DEDİM – Evet; İmamı-ı Gazâlî’den çıkardığım bu notta, Üstadım’ın şiirine hâkim olan korku ve hafakan sırrı da görünüyor... “Benim şiirimdeki korku, öcü ve umacı korkusu değil ki; gaibi kurcalamak?” diyordu ya... Tabiî o böyle diyedursun, “Necip Fazıl’ın şiirlerine korku ve hafakan hâkimdir; halbuki filânca, kasabadan temiz hava getirdi!” diye değerlendiriliyordu... Onun şiirlerinde, “otel odaları, dehlizler”den filân bahsediyormuş, bir arayış belirtiyormuş, bu bakımdan İslâmî değilmiş... Tabiî ben neyin ne olduğunu anlatınca, herkes küstü!.. Neyse... “İslâma muhatab anlayış”ın bir yönüyle ne olduğu, daha doğrusu ne olmadığı da anlaşıldı sanırım... Meseleler içiçe, biz de kısa kısa işaretlerle geçmek zorundayız... Mezheb; bilindiği üzere, -gerçi pek çok meselede olduğu gibi, ben üzerine büyüteç tutup meçhûlden kurtarmasam bilindiği de yoktu ya-, “yol” ve “zann” demek... Umumiyetle “zan” deyince, işin “ihtimâl” mânâsı anlaşılır da, “kat’iyyet ve şüphesizlik” mânâsı bilinmez... Şöyle bir misâl vereyim: “Zannediyorum ki şu çekmecede kalem var!” desem ve çekmece açılınca orada kalem bulunsa, bu “zan” keyfiyeti kat’iyyet ifâde eder... Hayatın, imkân ve ihtimâllere açılan arazdan yürüdüğü hakikatini bilenler, mezheblerin doğuş hikmetini anlayacakları gibi, zaruretini de kestirirler: Hakikatiyle mezhebler, İslâm’a muhatab anlayışın doğru yolu üzerinde, esasta değil de, “esası zedelemeyici” bir takım teferruat noktalarında ve “rahmete vesile ihtilâf sırrı” içinde farklılık gösterirken, farklılıklarında birbirlerine halef olucu ve iltica edici geçit noktaları bulan bir birlik arzederler... Alevîlik ise, bu mânâda bir mezheb değil, sapık bir koldur... Hazret-i Ali’yi sevme zannı etrafında, gerçekte sahabeye ve Hazret-i Ali’nin hakikatine ihânet içinde bulunan bir zümre; ruhî gıdaları da Rahmanî değil, Şeytanî... Üstadım’ın güzel bir misâli var: “Hazret-i Ali sevgisi, Sünnet ve Cemaat ehli ölçüsüne bağlıdır; ve tıpkı Musa ve İsâ Peygamberlerin gerçek kıymet ve hakikatlerini bulmak isteyenlerin; bunu Yahudiler’de ve Hıristiyanlar’da bulmak yerine İslâm’da görmek mevkiinde olmaları gibi!”... Bu incelikler çerçevesinde, Büyük Doğu’nun kendisini izâhını, benim ağzımdan röportajın sonuna koyarsınız...

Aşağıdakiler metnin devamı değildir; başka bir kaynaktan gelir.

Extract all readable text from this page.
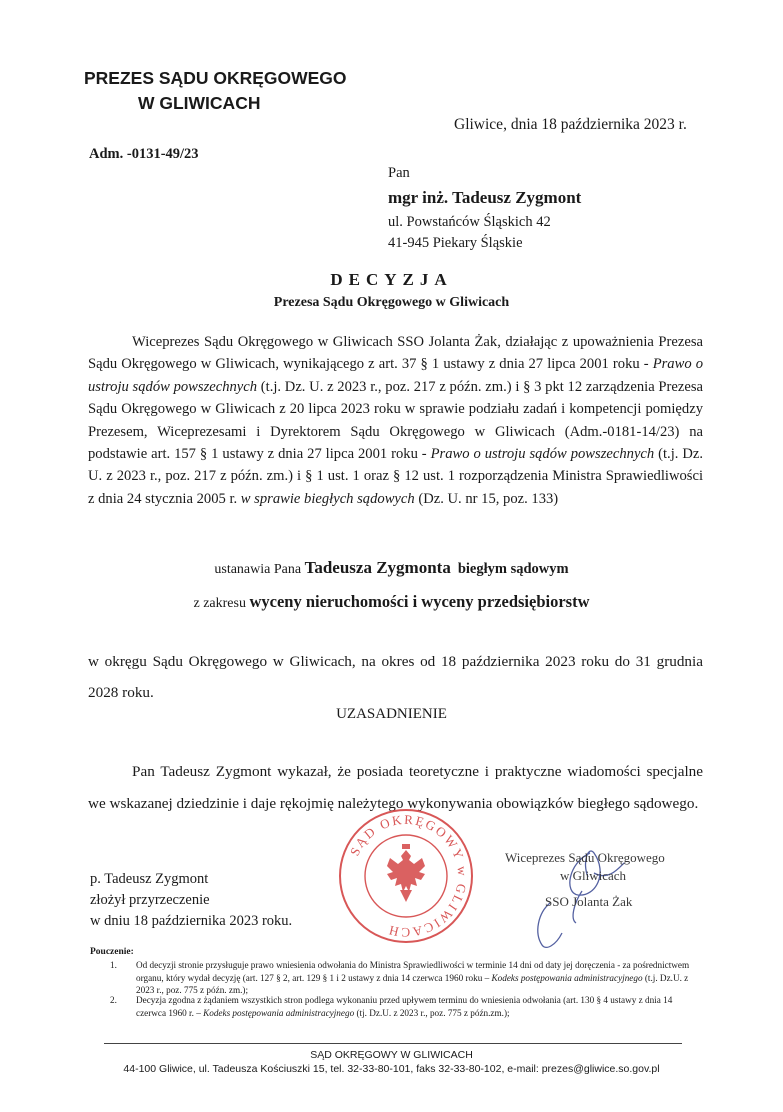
PREZES SĄDU OKRĘGOWEGO
W GLIWICACH
Gliwice, dnia 18 października 2023 r.
Adm. -0131-49/23
Pan
mgr inż. Tadeusz Zygmont
ul. Powstańców Śląskich 42
41-945 Piekary Śląskie
DECYZJA
Prezesa Sądu Okręgowego w Gliwicach
Wiceprezes Sądu Okręgowego w Gliwicach SSO Jolanta Żak, działając z upoważnienia Prezesa Sądu Okręgowego w Gliwicach, wynikającego z art. 37 § 1 ustawy z dnia 27 lipca 2001 roku - Prawo o ustroju sądów powszechnych (t.j. Dz. U. z 2023 r., poz. 217 z późn. zm.) i § 3 pkt 12 zarządzenia Prezesa Sądu Okręgowego w Gliwicach z 20 lipca 2023 roku w sprawie podziału zadań i kompetencji pomiędzy Prezesem, Wiceprezesami i Dyrektorem Sądu Okręgowego w Gliwicach (Adm.-0181-14/23) na podstawie art. 157 § 1 ustawy z dnia 27 lipca 2001 roku - Prawo o ustroju sądów powszechnych (t.j. Dz. U. z 2023 r., poz. 217 z późn. zm.) i § 1 ust. 1 oraz § 12 ust. 1 rozporządzenia Ministra Sprawiedliwości z dnia 24 stycznia 2005 r. w sprawie biegłych sądowych (Dz. U. nr 15, poz. 133)
ustanawia Pana Tadeusza Zygmonta biegłym sądowym
z zakresu wyceny nieruchomości i wyceny przedsiębiorstw
w okręgu Sądu Okręgowego w Gliwicach, na okres od 18 października 2023 roku do 31 grudnia 2028 roku.
UZASADNIENIE
Pan Tadeusz Zygmont wykazał, że posiada teoretyczne i praktyczne wiadomości specjalne we wskazanej dziedzinie i daje rękojmię należytego wykonywania obowiązków biegłego sądowego.
p. Tadeusz Zygmont
złożył przyrzeczenie
w dniu 18 października 2023 roku.
SĄD OKRĘGOWY w GLIWICACH
Wiceprezes Sądu Okręgowego
w Gliwicach
SSO Jolanta Żak
Pouczenie:
1.	Od decyzji stronie przysługuje prawo wniesienia odwołania do Ministra Sprawiedliwości w terminie 14 dni od daty jej doręczenia - za pośrednictwem organu, który wydał decyzję (art. 127 § 2, art. 129 § 1 i 2 ustawy z dnia 14 czerwca 1960 roku – Kodeks postępowania administracyjnego (t.j. Dz.U. z 2023 r., poz. 775 z późn. zm.);
2.	Decyzja zgodna z żądaniem wszystkich stron podlega wykonaniu przed upływem terminu do wniesienia odwołania (art. 130 § 4 ustawy z dnia 14 czerwca 1960 r. – Kodeks postępowania administracyjnego (tj. Dz.U. z 2023 r., poz. 775 z późn.zm.);
SĄD OKRĘGOWY W GLIWICACH
44-100 Gliwice, ul. Tadeusza Kościuszki 15, tel. 32-33-80-101, faks 32-33-80-102, e-mail: prezes@gliwice.so.gov.pl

DEDİ – Müsaade ederseniz, Üstad’ın “Büyük Doğu”yu tanımlaması sohbetimizin de noktalanması olsun...
DEDİM – (Büyük Doğu, İslâmiyetin emir subaylığı... Büyük Doğu, İslâm içinde ne yeni bir mezheb, ne de yeni bir içtihad kapısı... Sadece “Sünnet ve Cemaat Ehli” tabirinin ifâdelendirdiği mutlak ve pazarlıksız çerçeve içinde, olanca saffet ve asliyetiyle İslâmiyete yol açma geçidi; ve çoktan beri kaybedilmiş bulunan bu saffet ve asliyeti 21. Asrın eşiğinde eşya ve hâdiselere tatbik etme işi... Galiba işlerin de en değerli ve pahalısı.)